Le cow-boy confronté à la baisse de ses ventes, malgré ses cent milliards de cigarettes vendues chaque année, se lance en 2014 dans le vapotage et la cigarette électronique . Un peu à la manière, jadis, d’un Mc Do lançant ses salades dans l’antre du hamburger.
Sont elles devenues folles ces grandes marques pour faire tout et son contraire ? Et souvent avec succès ! Les Phénix, symbole de longévité et de résurrection ont toujours existé. Toutes les civilisations, quasiment sans exception, ont développé le mythe du Phénix, cet oiseau légendaire, symbole de longévité parce qu’il se consume comme une cigarette et renait ensuite de ses cendres. Il est souvent rattaché au culte du soleil qui semblait aux anciens se consumer le soir pour renaître le lendemain matin. Il fut nommé « oiseau de feu », tant ce phénomène semblait volatile et flamboyant.
A la manière d’un cow-boy allumant une cigarette à la nuit tombante, que nous enseigne ce mythe ? Que tout ce qui existe doit mourir pour se réinventer. Les oiseaux surnaturels imitent le cycle solaire, les planètes, les nations, les idées se consument pour mieux se transformer, pour nous permettre de nous renouveler. C’est précisément ce que font les grandes marques, jouant tour à tour de fidélité et de rupture.
Marlboro, phénix et symbole de notre monde finissant en fumée
Après tous ces procès, généralement perdus, après cette réprobation, Marlboro symbole de l’addiction autorisée, du plaisir admis, c’est-à-dire d’une liberté sulfureuse passe de la fumée à la vapeur d’eau. Du proscrit au presqu’autorisé. Du partage (transgressif et nocif) à l’individu, de la plante des opiacées au technologique et quasi scientifique. Du feu à l’eau. De Marlboro à son contraire. Marque phénix, s’il en est dans ce changement stratégique, Marlboro n’en n’est pas moins le symbole de la force des marques mythiques qui brûlent sans vergogne le lendemain ce qu’elles ont adoré la veille.

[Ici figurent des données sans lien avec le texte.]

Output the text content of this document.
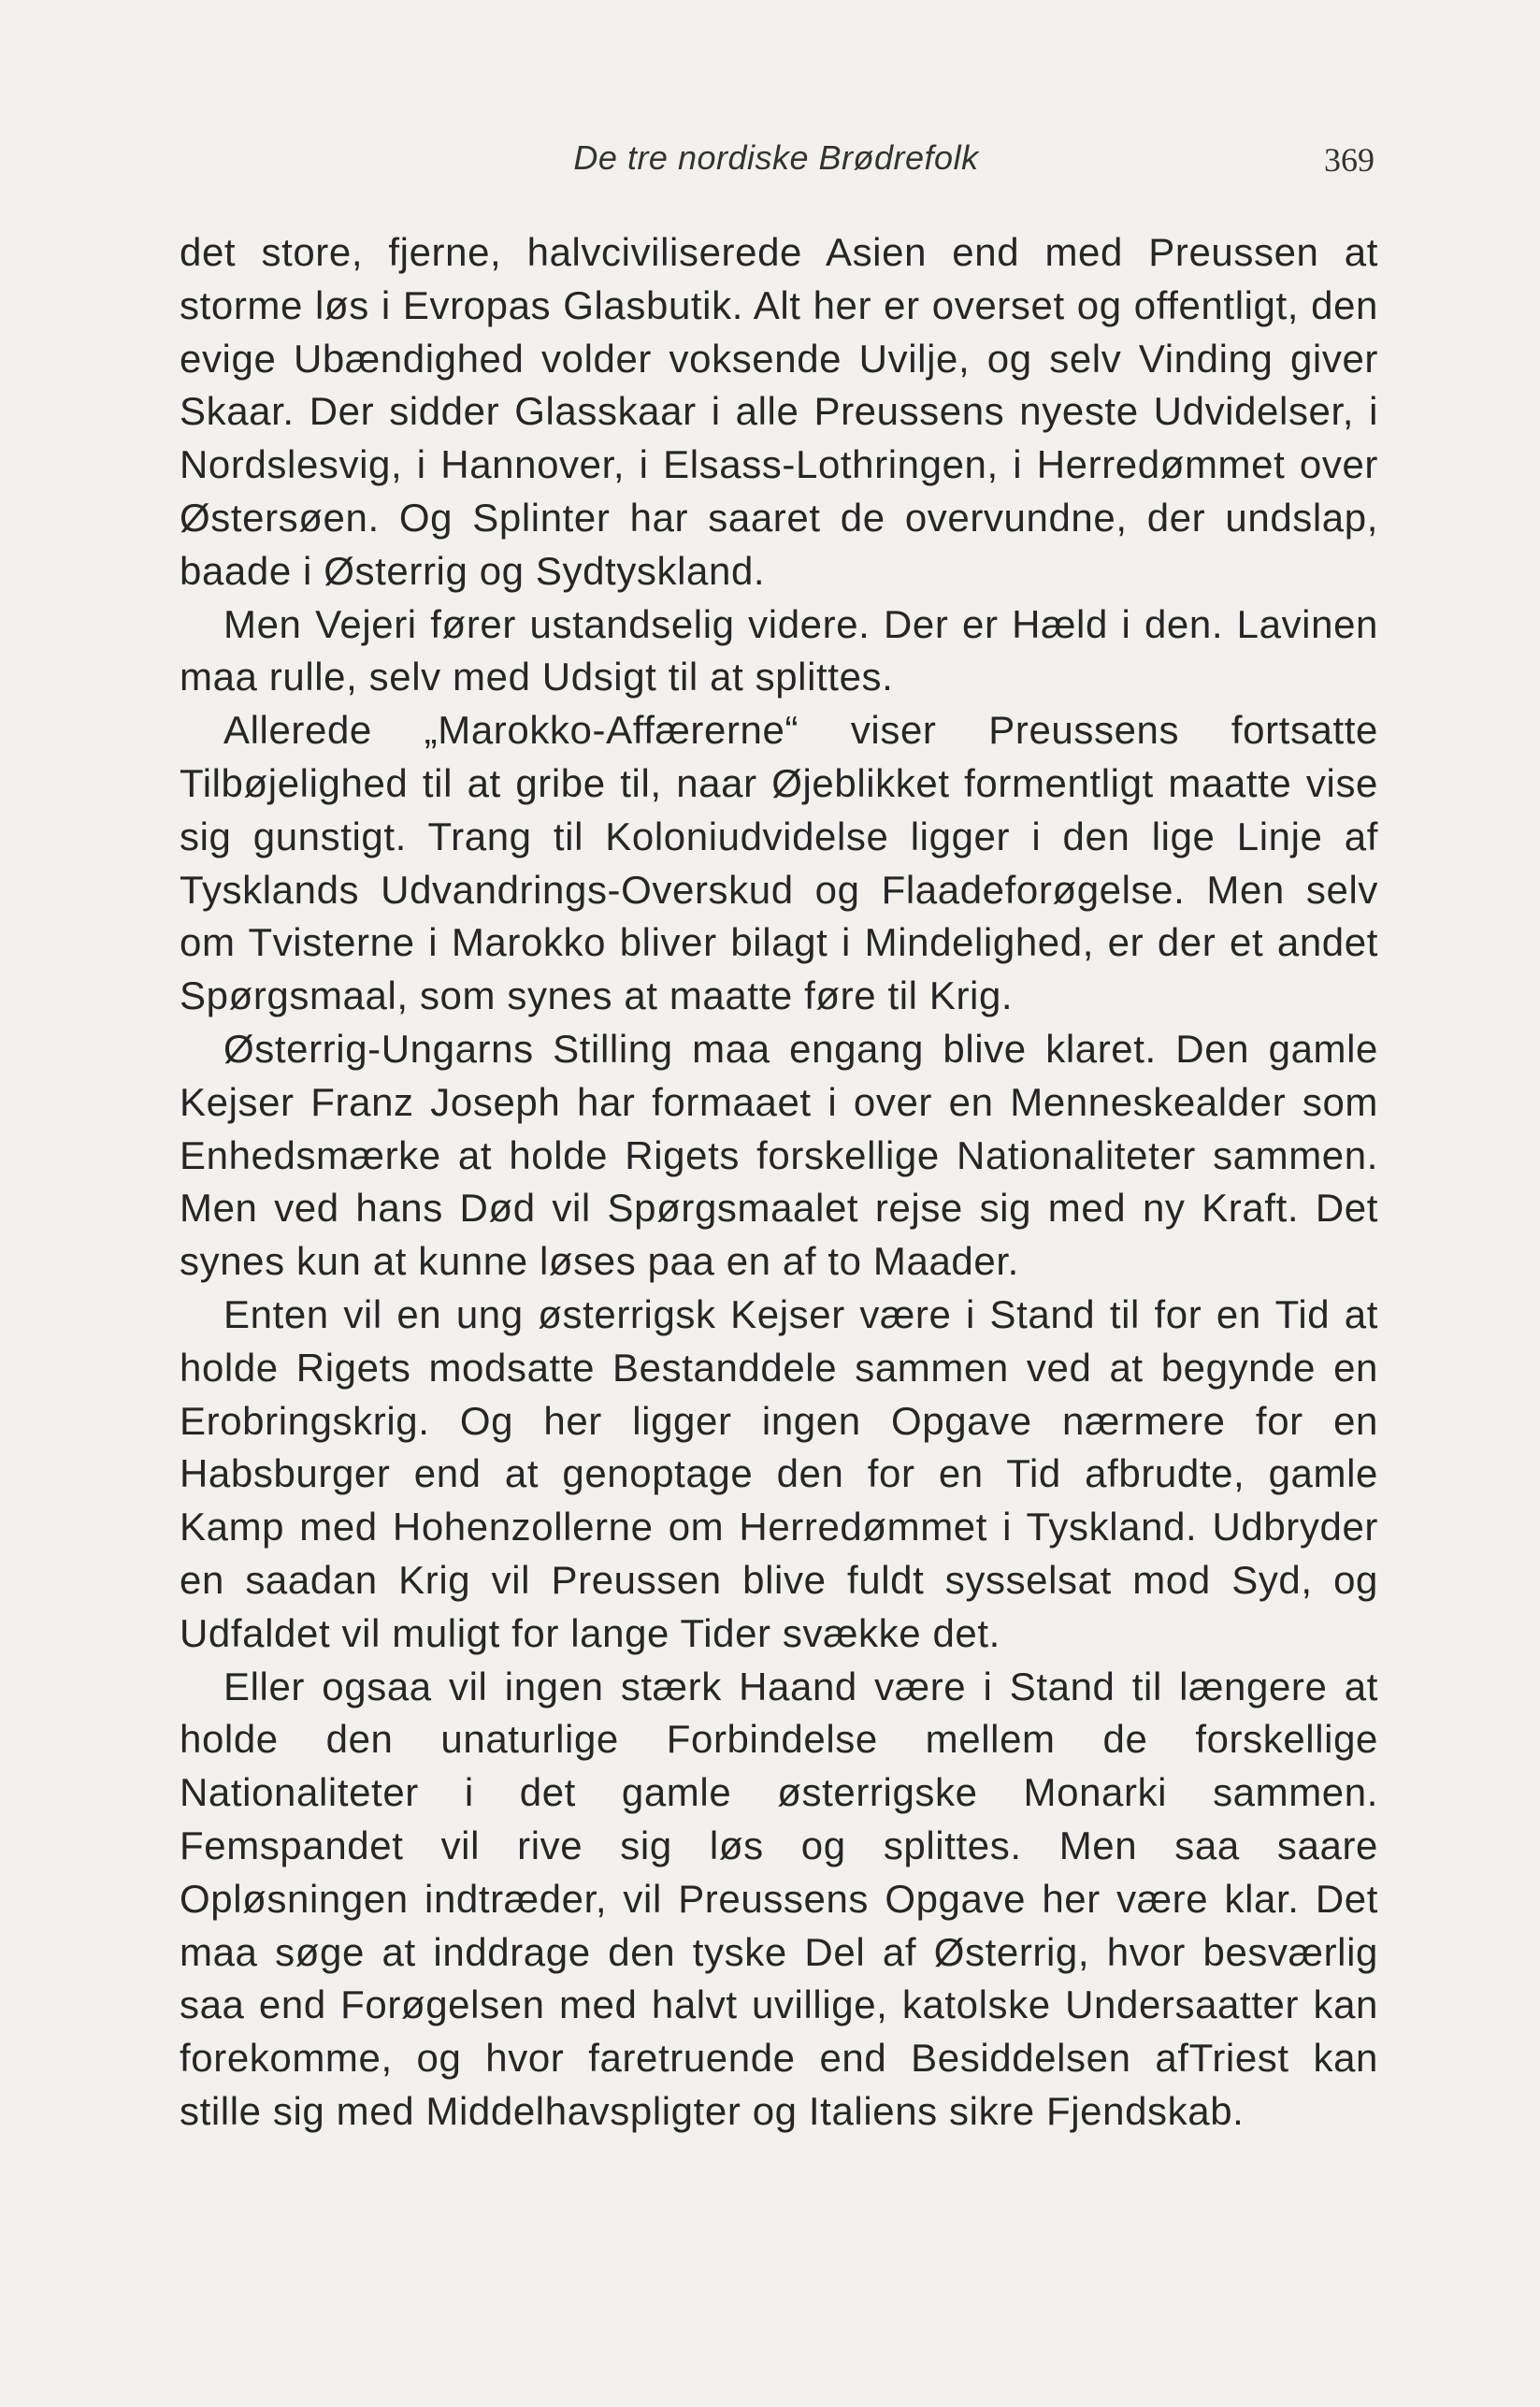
De tre nordiske Brødrefolk	369

det store, fjerne, halvciviliserede Asien end med Preussen at storme løs i Evropas Glasbutik. Alt her er overset og offentligt, den evige Ubændighed volder voksende Uvilje, og selv Vinding giver Skaar. Der sidder Glasskaar i alle Preussens nyeste Udvidelser, i Nordslesvig, i Hannover, i Elsass-Lothringen, i Herredømmet over Østersøen. Og Splinter har saaret de overvundne, der undslap, baade i Østerrig og Sydtyskland.

Men Vejeri fører ustandselig videre. Der er Hæld i den. Lavinen maa rulle, selv med Udsigt til at splittes.

Allerede „Marokko-Affærerne“ viser Preussens fortsatte Tilbøjelighed til at gribe til, naar Øjeblikket formentligt maatte vise sig gunstigt. Trang til Koloniudvidelse ligger i den lige Linje af Tysklands Udvandrings-Overskud og Flaadeforøgelse. Men selv om Tvisterne i Marokko bliver bilagt i Mindelighed, er der et andet Spørgsmaal, som synes at maatte føre til Krig.

Østerrig-Ungarns Stilling maa engang blive klaret. Den gamle Kejser Franz Joseph har formaaet i over en Menneskealder som Enhedsmærke at holde Rigets forskellige Nationaliteter sammen. Men ved hans Død vil Spørgsmaalet rejse sig med ny Kraft. Det synes kun at kunne løses paa en af to Maader.

Enten vil en ung østerrigsk Kejser være i Stand til for en Tid at holde Rigets modsatte Bestanddele sammen ved at begynde en Erobringskrig. Og her ligger ingen Opgave nærmere for en Habsburger end at genoptage den for en Tid afbrudte, gamle Kamp med Hohenzollerne om Herredømmet i Tyskland. Udbryder en saadan Krig vil Preussen blive fuldt sysselsat mod Syd, og Udfaldet vil muligt for lange Tider svække det.

Eller ogsaa vil ingen stærk Haand være i Stand til længere at holde den unaturlige Forbindelse mellem de forskellige Nationaliteter i det gamle østerrigske Monarki sammen. Femspandet vil rive sig løs og splittes. Men saa saare Opløsningen indtræder, vil Preussens Opgave her være klar. Det maa søge at inddrage den tyske Del af Østerrig, hvor besværlig saa end Forøgelsen med halvt uvillige, katolske Undersaatter kan forekomme, og hvor faretruende end Besiddelsen afTriest kan stille sig med Middelhavspligter og Italiens sikre Fjendskab.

Le mythe du phénix appliqué aux grandes marques
Hugo Boss s’ouvre aux femmes, McDo fait du light, Coca-cola du sans sucre, et désormais Marlboro du sans tabac. Les grandes marques, pour beaucoup, représentent nos mythes contemporains, ces histoires (auxquelles on ne croit qu’à moitié) mais qui nous permettent de trouver notre place, notre communauté. Faute de mieux, sans doute ! Elles ont la qualité de se montrer visibles et reconnaissables. Et par conséquent de nous offrir une seconde peau à peu d’efforts. Or les marques (leurs brand managers) savent que les consommateurs changent, qu’ils s’adaptent aux nouveaux mythes, celui du refus du sexisme, de l’obésité, de la maladie. Les marques tels le phénix s’adaptent et se renient si nécessaire. Et c’est tant mieux.
Notre monde est bien celui du phénix
Nous brûlons ce que nous adorions la veille. Seule la continuité obstinée est désormais une erreur. Il nous semble que tout change tout le temps. On affirme que nous-mêmes et les marques sommes contraints à nous adapter, comme un nouvel impératif catégorique, presque une nouvelle philosophie. Notre expérience est celle du phénix qui se réinvente chaque jour.
Mais à y regarder de plus près, le « phénix renaît de ses cendres », mais à l’identique. McDo fait des salades, Coca du zéro, Marlboro du vapotage. Mais rien ne change dans le fond des positionnements, des promesses de marque et de leur storytelling : le bonheur du restaurant sans contraintes, celui de boire une boisson bien fraîche au goût impossible, ou celui du cow-boy solitaire exhalant sa fumée après une journée difficile. La modernité du mythe réside dans sa capacité à organiser les antagonismes d’aujourd’hui et à résoudre les contradictions. Les grandes marques l’ont bien compris.
Georges Lewi / @LewiGeorges
Mythologue, spécialiste des marques.